In response to a comment by a Twitter user, Tesla CEO Elon Musk has explained why the company is selling its cars at a much higher price in countries like Canada, New Zealand, and Australia as compared to the United States (via Tesla North).
Prices of Tesla vehicles outside the U.S. are more expensive, even after taking exchange rates into consideration. According to Musk, the high price tag of Tesla’s cars in other countries is due to import duties, transport costs, and value-added tax.
“The intent is that revenue to Tesla is roughly similar in all countries, so taxes, tariffs & transport make up the difference,” Musk added.
Prices in the US (of all goods) don’t include VAT, but it’s usually included in other countries.
Then there’s import duty & transport costs.
The intent is that revenue to Tesla is roughly similar in all countries, so taxes, tariffs & transport make up the difference.
— Elon Musk (@elonmusk) February 25, 2021
The Twitter user was asking specifically about Tesla’s New Zealand pricing, which they described as “crazy overpriced.”
Similar comments have also been made by residents of Canada, Australia, and a variety of countries in Europe.
“Prices in the US (of all goods) don’t include VAT, but it’s usually included in other countries,” said Musk. “Then there’s import duty & transport costs, he added.

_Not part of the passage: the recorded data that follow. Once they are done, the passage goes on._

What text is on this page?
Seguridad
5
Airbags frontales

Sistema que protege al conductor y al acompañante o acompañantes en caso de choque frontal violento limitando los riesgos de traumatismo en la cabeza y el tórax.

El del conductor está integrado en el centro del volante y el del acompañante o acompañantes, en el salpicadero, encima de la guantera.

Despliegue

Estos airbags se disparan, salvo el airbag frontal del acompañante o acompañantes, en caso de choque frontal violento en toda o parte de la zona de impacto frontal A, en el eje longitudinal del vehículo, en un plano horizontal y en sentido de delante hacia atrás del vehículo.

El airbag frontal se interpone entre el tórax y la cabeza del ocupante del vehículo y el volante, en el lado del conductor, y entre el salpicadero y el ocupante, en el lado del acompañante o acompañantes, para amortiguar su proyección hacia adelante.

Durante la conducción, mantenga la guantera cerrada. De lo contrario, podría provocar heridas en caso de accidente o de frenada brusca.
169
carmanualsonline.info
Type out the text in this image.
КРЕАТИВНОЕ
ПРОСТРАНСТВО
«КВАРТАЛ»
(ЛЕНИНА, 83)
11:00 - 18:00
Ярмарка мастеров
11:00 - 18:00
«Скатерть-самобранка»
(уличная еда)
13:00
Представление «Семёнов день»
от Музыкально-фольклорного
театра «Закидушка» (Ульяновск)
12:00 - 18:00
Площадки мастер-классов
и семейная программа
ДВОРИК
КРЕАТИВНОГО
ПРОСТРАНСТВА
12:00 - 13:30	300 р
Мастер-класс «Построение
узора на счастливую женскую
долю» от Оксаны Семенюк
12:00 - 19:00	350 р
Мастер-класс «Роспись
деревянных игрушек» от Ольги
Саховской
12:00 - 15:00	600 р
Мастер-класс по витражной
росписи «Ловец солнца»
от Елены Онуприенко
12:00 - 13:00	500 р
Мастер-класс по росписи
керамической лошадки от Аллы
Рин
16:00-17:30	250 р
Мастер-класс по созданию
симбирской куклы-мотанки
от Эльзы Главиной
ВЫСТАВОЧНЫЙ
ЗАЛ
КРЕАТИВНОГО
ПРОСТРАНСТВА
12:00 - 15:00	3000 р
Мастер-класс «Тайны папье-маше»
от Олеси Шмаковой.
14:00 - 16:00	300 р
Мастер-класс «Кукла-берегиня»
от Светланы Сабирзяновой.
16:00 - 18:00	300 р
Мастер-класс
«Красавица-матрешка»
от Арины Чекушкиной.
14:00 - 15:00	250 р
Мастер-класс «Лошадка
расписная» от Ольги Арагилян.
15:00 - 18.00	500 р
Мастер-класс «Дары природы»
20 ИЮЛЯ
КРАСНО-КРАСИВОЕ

Tesla’s Model 3 Standard Range Plus costs $35,490 US, but costs $52,990 CAD in Canada. The price converted into USD at current exchange rates is $41,705 USD. That’s a $6,215 USD difference–or $7,896 CAD.
Even with federal EV rebates of $5,000 CAD that applies to the entry Model 3, and various in B.C., Quebec, Yukon and soon Nova Scotia, Canadians obviously would like to see prices lower.
Canadians are used to paying more for products from the U.S. here–just take a look at Apple products, as prices don’t exactly match up either, after exchange rates.